Sense from Seattle

Common sense thoughts on life and current affairs by a Seattle area sexagenarian, drawing on personal experience, years of learning as a counselor to thousands of families and an innate passion for informed knowledge, to uniquely express sensible, thoughtful, honest and independent views.

Wednesday, March 02, 2005

Voting With Your Feet

Reiko forwarded a link to a KOMO radio story about a locally owned grocery store chain, Brown and Cole, here in Washington State that says it is going to have to close 8 of its stores because of competition from Wal-Mart. I also heard a piece about this on KPLU radio (the local NPR station).

The local employer wants to keep providing good benefits and insurance for its employees, but says it is hard to compete with Wal-Mart when Wal-Mart provides few benefits for its help. On KPLU, the Wal-Mart spokesman demonstrated Wal-Mart follows the same PR philosophy as the Bush Administration - say something in support of your position with an ounce of truth but pounds of falsehood. The spokesman said Wal-Mart provides good wages and benefits including health insurance. The ounce is that a small number of their employees do eventually get some small amount of benefits and insurance. The pounds are that their wages are far less than union workers earn and the bulk of Wal-Mart employees do not get the benefits because of such gimmicks as requiring part timers to work two years before becoming eleigible and then laying most of them off before the two years.

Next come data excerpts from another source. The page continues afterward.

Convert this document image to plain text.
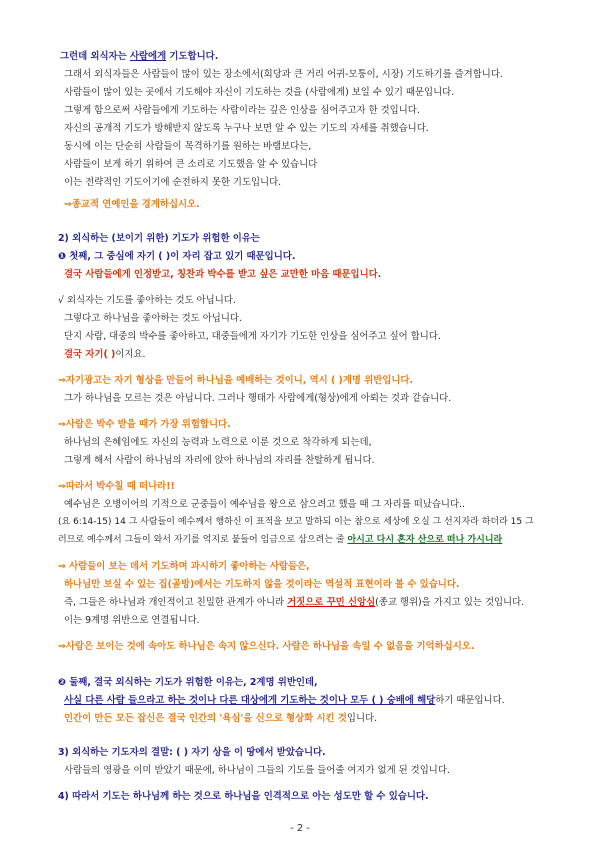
그런데 외식자는 사람에게 기도합니다.
그래서 외식자들은 사람들이 많이 있는 장소에서(회당과 큰 거리 어귀-모퉁이, 시장) 기도하기를 즐겨합니다.
사람들이 많이 있는 곳에서 기도해야 자신이 기도하는 것을 (사람에게) 보일 수 있기 때문입니다.
그렇게 함으로써 사람들에게 기도하는 사람이라는 깊은 인상을 심어주고자 한 것입니다.
자신의 공개적 기도가 방해받지 않도록 누구나 보면 알 수 있는 기도의 자세를 취했습니다.
동시에 이는 단순히 사람들이 목격하기를 원하는 바램보다는,
사람들이 보게 하기 위하여 큰 소리로 기도했음 알 수 있습니다
이는 전략적인 기도이기에 순전하지 못한 기도입니다.
⇒종교적 연예인을 경계하십시오.
2) 외식하는 (보이기 위한) 기도가 위험한 이유는
❶ 첫째, 그 중심에 자기 ( )이 자리 잡고 있기 때문입니다.
결국 사람들에게 인정받고, 칭찬과 박수를 받고 싶은 교만한 마음 때문입니다.
√ 외식자는 기도를 좋아하는 것도 아닙니다.
그렇다고 하나님을 좋아하는 것도 아닙니다.
단지 사람, 대중의 박수를 좋아하고, 대중들에게 자기가 기도한 인상을 심어주고 싶어 합니다.
결국 자기( )이지요.
⇒자기광고는 자기 형상을 만들어 하나님을 예배하는 것이니, 역시 ( )계명 위반입니다.
그가 하나님을 모르는 것은 아닙니다. 그러나 행태가 사람에게(형상)에게 아뢰는 것과 같습니다.
⇒사람은 박수 받을 때가 가장 위험합니다.
하나님의 은혜임에도 자신의 능력과 노력으로 이룬 것으로 착각하게 되는데,
그렇게 해서 사람이 하나님의 자리에 앉아 하나님의 자리를 찬탈하게 됩니다.
⇒따라서 박수칠 때 떠나라!!
예수님은 오병이어의 기적으로 군중들이 예수님을 왕으로 삼으려고 했을 때 그 자리를 떠났습니다..
(요 6:14-15) 14 그 사람들이 예수께서 행하신 이 표적을 보고 말하되 이는 참으로 세상에 오실 그 선지자라 하더라 15 그
러므로 예수께서 그들이 와서 자기를 억지로 붙들어 임금으로 삼으려는 줄 아시고 다시 혼자 산으로 떠나 가시니라
⇒ 사람들이 보는 데서 기도하며 과시하기 좋아하는 사람들은,
하나님만 보실 수 있는 집(골방)에서는 기도하지 않을 것이라는 역설적 표현이라 볼 수 있습니다.
즉, 그들은 하나님과 개인적이고 친밀한 관계가 아니라 거짓으로 꾸민 신앙심(종교 행위)을 가지고 있는 것입니다.
이는 9계명 위반으로 연결됩니다.
⇒사람은 보이는 것에 속아도 하나님은 속지 않으신다. 사람은 하나님을 속일 수 없음을 기억하십시오.
❷ 둘째, 결국 외식하는 기도가 위험한 이유는, 2계명 위반인데,
사실 다른 사람 들으라고 하는 것이나 다른 대상에게 기도하는 것이나 모두 ( ) 숭배에 해당하기 때문입니다.
인간이 만든 모든 잡신은 결국 인간의 '욕심'을 신으로 형상화 시킨 것입니다.
3) 외식하는 기도자의 결말: ( ) 자기 상을 이 땅에서 받았습니다.
사람들의 영광을 이미 받았기 때문에, 하나님이 그들의 기도를 들어줄 여지가 없게 된 것입니다.
4) 따라서 기도는 하나님께 하는 것으로 하나님을 인격적으로 아는 성도만 할 수 있습니다.
- 2 -
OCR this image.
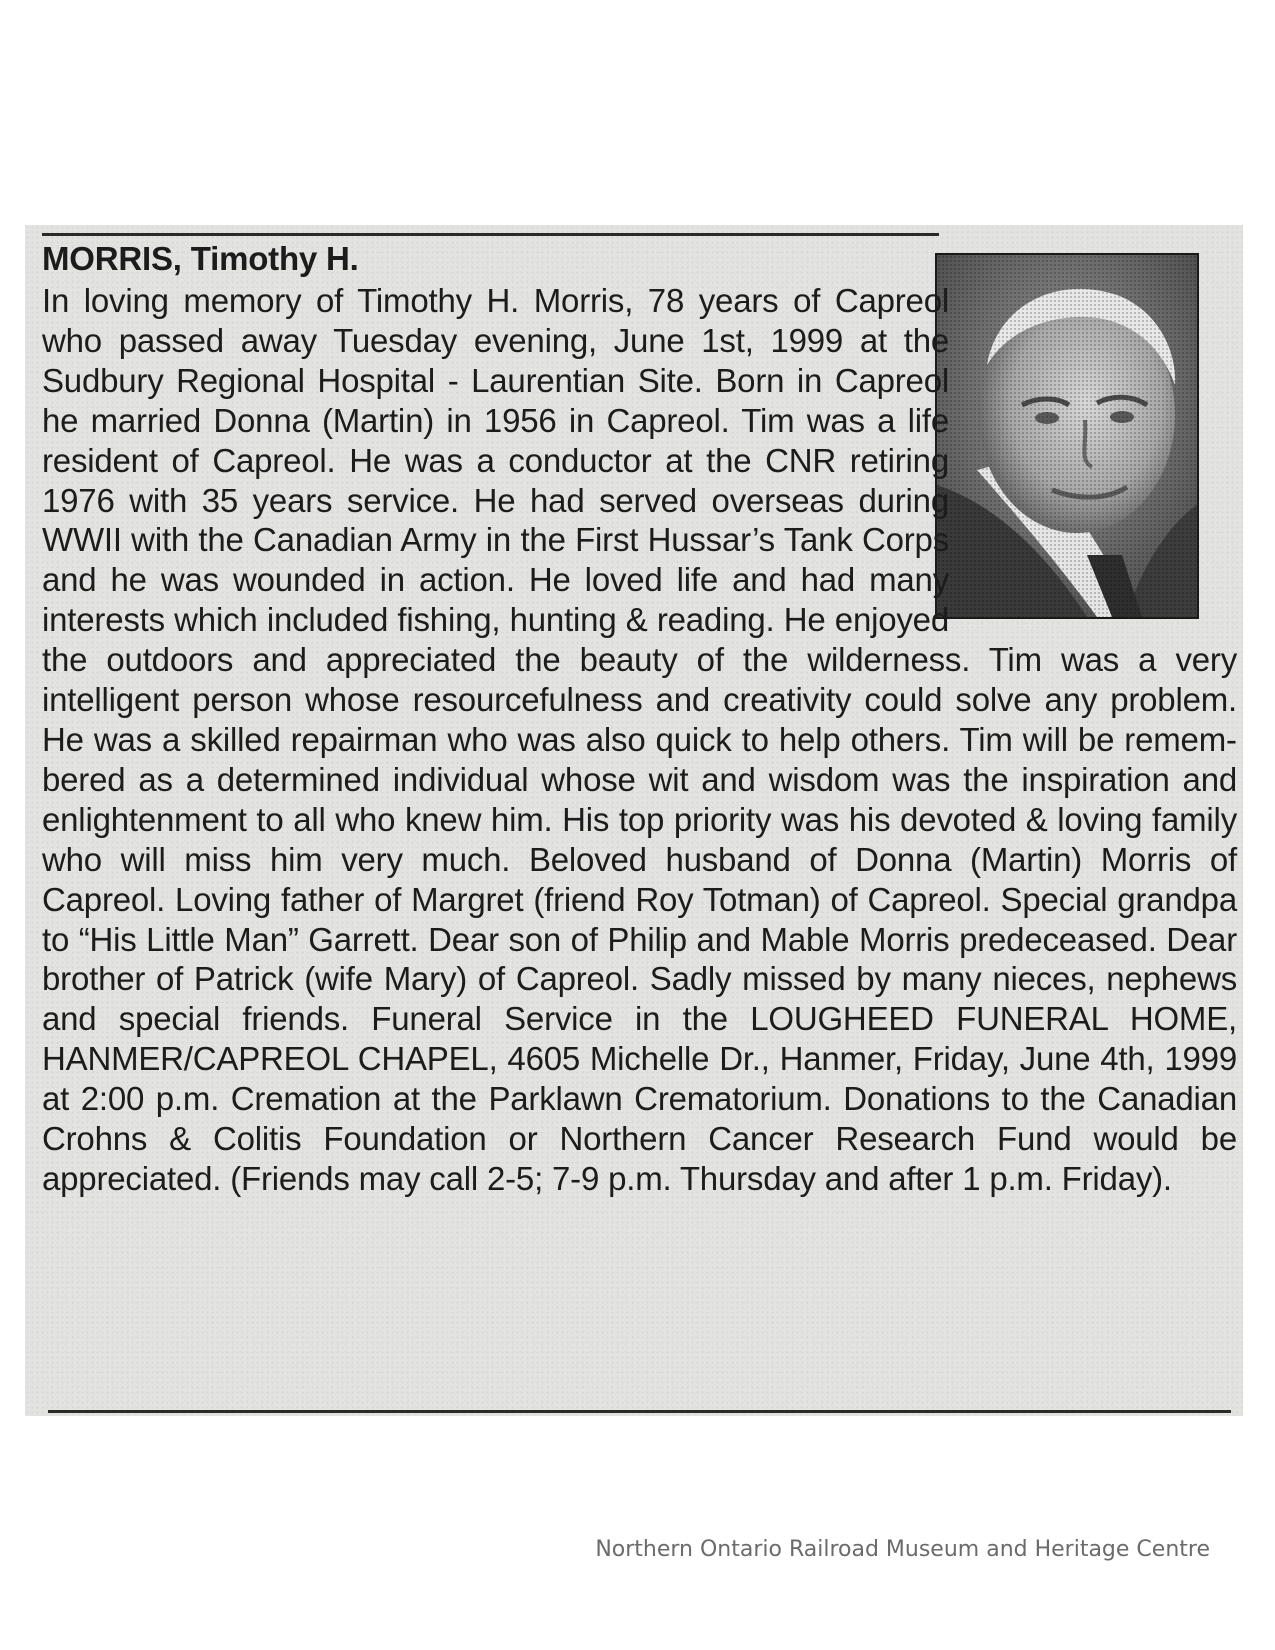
MORRIS, Timothy H.

In loving memory of Timothy H. Morris, 78 years of Capreol who passed away Tuesday evening, June 1st, 1999 at the Sudbury Regional Hospital - Laurentian Site. Born in Capreol he married Donna (Martin) in 1956 in Capreol. Tim was a life resident of Capreol. He was a conductor at the CNR retiring 1976 with 35 years service. He had served overseas during WWII with the Canadian Army in the First Hussar’s Tank Corps and he was wounded in action. He loved life and had many interests which included fishing, hunting & reading. He enjoyed the outdoors and appreciated the beauty of the wilderness. Tim was a very intelligent person whose resourcefulness and creativity could solve any problem. He was a skilled repairman who was also quick to help others. Tim will be remembered as a determined individual whose wit and wisdom was the inspiration and enlightenment to all who knew him. His top priority was his devoted & loving family who will miss him very much. Beloved husband of Donna (Martin) Morris of Capreol. Loving father of Margret (friend Roy Totman) of Capreol. Special grandpa to “His Little Man” Garrett. Dear son of Philip and Mable Morris predeceased. Dear brother of Patrick (wife Mary) of Capreol. Sadly missed by many nieces, nephews and special friends. Funeral Service in the LOUGHEED FUNERAL HOME, HANMER/CAPREOL CHAPEL, 4605 Michelle Dr., Hanmer, Friday, June 4th, 1999 at 2:00 p.m. Cremation at the Parklawn Crematorium. Donations to the Canadian Crohns & Colitis Foundation or Northern Cancer Research Fund would be appreciated. (Friends may call 2-5; 7-9 p.m. Thursday and after 1 p.m. Friday).

Northern Ontario Railroad Museum and Heritage Centre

The facts on Wal-Mart employees are readily available to journalists, who should familiarize themselves with the facts before interviewing a Wal-Mart spokesperson and then should challenge with the facts. For example, ask the spokesperson what percentage of Wal-Mart employees actually have health insurance coverage through Wall-Mart, and then when the response is an ounce of generic evasiveness, the journalist should provide the pound of fact, citing the source for the information, and challenge the spokesperson to provide any contradictory facts and name the source. Something I find bothersome is that Wal-Mart, obviously concerned about such journalistic challenges, is apparently trying to head them off with cash - for example, Wal-Mart now is giving money to NPR to support its programing.

One thing the Wal-Mart spokesperson said that I do agree with is that customers make the decision of which business model to support when they decide where to shop. Brown and Cole, locally owned and treating its employees fairly, deserved the support of its community when Wal-Mart, an international predatory exploiter, invaded Washington. Sufficient members of the local community defected to support the exploiter, and they should be ashamed of their defection. Remember, when you shop at Wal-Mart, you are voting with your feet.

The Democratically controlled Washington State Legislature is considering legislation requiring fees be paid to the State by large employers who do not provide health insurance for their employees, as partial reimbursement for the medicaid expenses the State incurs in providing health care to those employees. A traditional threat employers have used in the past to oppose such legislation is to say that if it passes they will leave the State. I hope it does and I hope they do. As long as Wal-Mart keeps their current business model, they should not be welcome.